13. Il est dit dans la Biographie du Grand Maître Tiantai Zhizhe de la dynastie des Sui que, lorsque Tiantai fit une conférence sur le titre du Sūtra du Lotus, Fasui, un moine chinois du VIe siècle, fut frappé par sa profonde compréhension du Sūtra. Ce passage reprend les mots que Fasui utilisa pour exprimer ses impressions à ce moment-là, bien qu’il soit question dans le passage original de « dragons » plutôt que de « tigres ».
14. Source inconnue.
15. Sūtra du Lotus, chap. 27. Ces paroles y sont prononcées par le roi Merveilleux-Ornement, un croyant du brahmanisme qui fut amené aux enseignements bouddhiques par ses deux fils.
16. Les deux autres sūtras sont le Sūtra de la lumière dorée et le Sūtra des rois bienveillants.

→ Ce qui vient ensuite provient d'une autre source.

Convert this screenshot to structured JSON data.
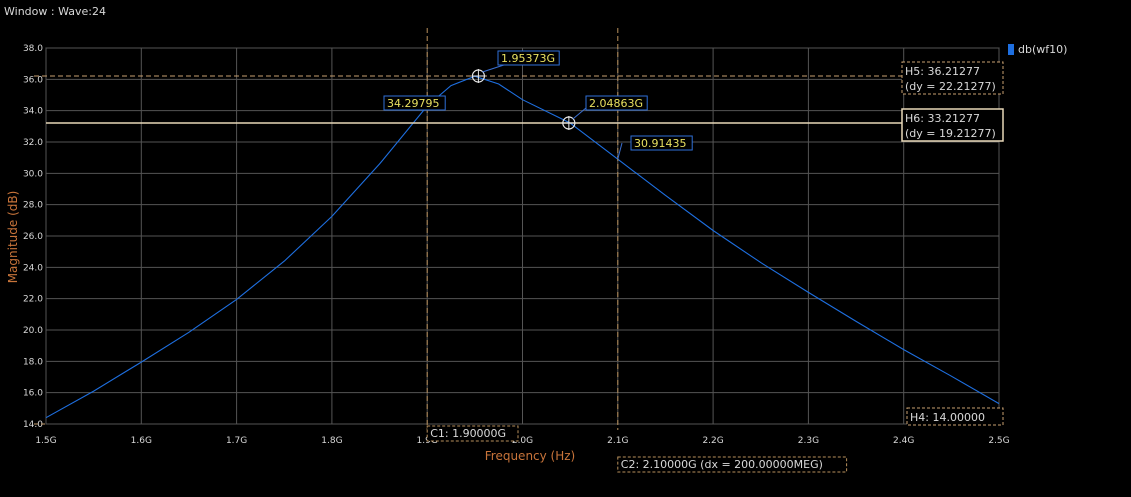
{
  "window": {
    "title": "Window : Wave:24"
  },
  "chart_data": {
    "type": "line",
    "xlabel": "Frequency (Hz)",
    "ylabel": "Magnitude (dB)",
    "xlim": [
      1.5,
      2.5
    ],
    "ylim": [
      14.0,
      38.0
    ],
    "x_ticks": [
      1.5,
      1.6,
      1.7,
      1.8,
      1.9,
      2.0,
      2.1,
      2.2,
      2.3,
      2.4,
      2.5
    ],
    "x_tick_labels": [
      "1.5G",
      "1.6G",
      "1.7G",
      "1.8G",
      "1.9G",
      "2.0G",
      "2.1G",
      "2.2G",
      "2.3G",
      "2.4G",
      "2.5G"
    ],
    "y_ticks": [
      14,
      16,
      18,
      20,
      22,
      24,
      26,
      28,
      30,
      32,
      34,
      36,
      38
    ],
    "y_tick_labels": [
      "14.0",
      "16.0",
      "18.0",
      "20.0",
      "22.0",
      "24.0",
      "26.0",
      "28.0",
      "30.0",
      "32.0",
      "34.0",
      "36.0",
      "38.0"
    ],
    "grid": true,
    "legend": "top-right",
    "series": [
      {
        "name": "db(wf10)",
        "color": "#1e6fe0",
        "x": [
          1.5,
          1.55,
          1.6,
          1.65,
          1.7,
          1.75,
          1.8,
          1.85,
          1.9,
          1.925,
          1.95,
          1.975,
          2.0,
          2.05,
          2.1,
          2.15,
          2.2,
          2.25,
          2.3,
          2.35,
          2.4,
          2.45,
          2.5
        ],
        "y": [
          14.4,
          16.1,
          17.95,
          19.85,
          21.95,
          24.4,
          27.25,
          30.6,
          34.3,
          35.6,
          36.2,
          35.7,
          34.7,
          33.21,
          30.9,
          28.6,
          26.35,
          24.3,
          22.4,
          20.55,
          18.75,
          17.05,
          15.3
        ]
      }
    ],
    "markers": [
      {
        "label": "1.95373G",
        "x": 1.95373,
        "y": 36.21277
      },
      {
        "label": "2.04863G",
        "x": 2.04863,
        "y": 33.21277
      },
      {
        "label": "34.29795",
        "x": 1.9,
        "y": 34.29795
      },
      {
        "label": "30.91435",
        "x": 2.1,
        "y": 30.91435
      }
    ],
    "vertical_cursors": [
      {
        "name": "C1",
        "x": 1.9,
        "label": "C1: 1.90000G"
      },
      {
        "name": "C2",
        "x": 2.1,
        "label": "C2: 2.10000G (dx = 200.00000MEG)"
      }
    ],
    "horizontal_cursors": [
      {
        "name": "H4",
        "y": 14.0,
        "label": "H4: 14.00000"
      },
      {
        "name": "H5",
        "y": 36.21277,
        "label": "H5: 36.21277",
        "dy": "(dy = 22.21277)"
      },
      {
        "name": "H6",
        "y": 33.21277,
        "label": "H6: 33.21277",
        "dy": "(dy = 19.21277)"
      }
    ]
  }
}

17. Cette déclaration apparaît dans La clé précieuse du trésor secret de Kōbō.
18.Ibid.
19. Sūtra de Mahavairochana, Sūtra de la couronne de diamants et Susiddhikara-sūtra.
20. Les empereurs Antoku (1180-1185), Gotoba (1183-1198), Tsuchimikado (1198-1210), Juntoku (1210-1221) et Chūkyō (avril 1221-juillet 1221). Durant la bataille de Danno’ura (1185), au moment de la défaite finale des Taira, Antoku, âgé de huit ans, se noya dans la mer. En 1221, après les troubles de l’ère Jōkyū, le shogunat de Kamakura exila les empereurs retirés Gotoba, Tsuchimikado et Juntoku, et destitua l’empereur Chūkyō.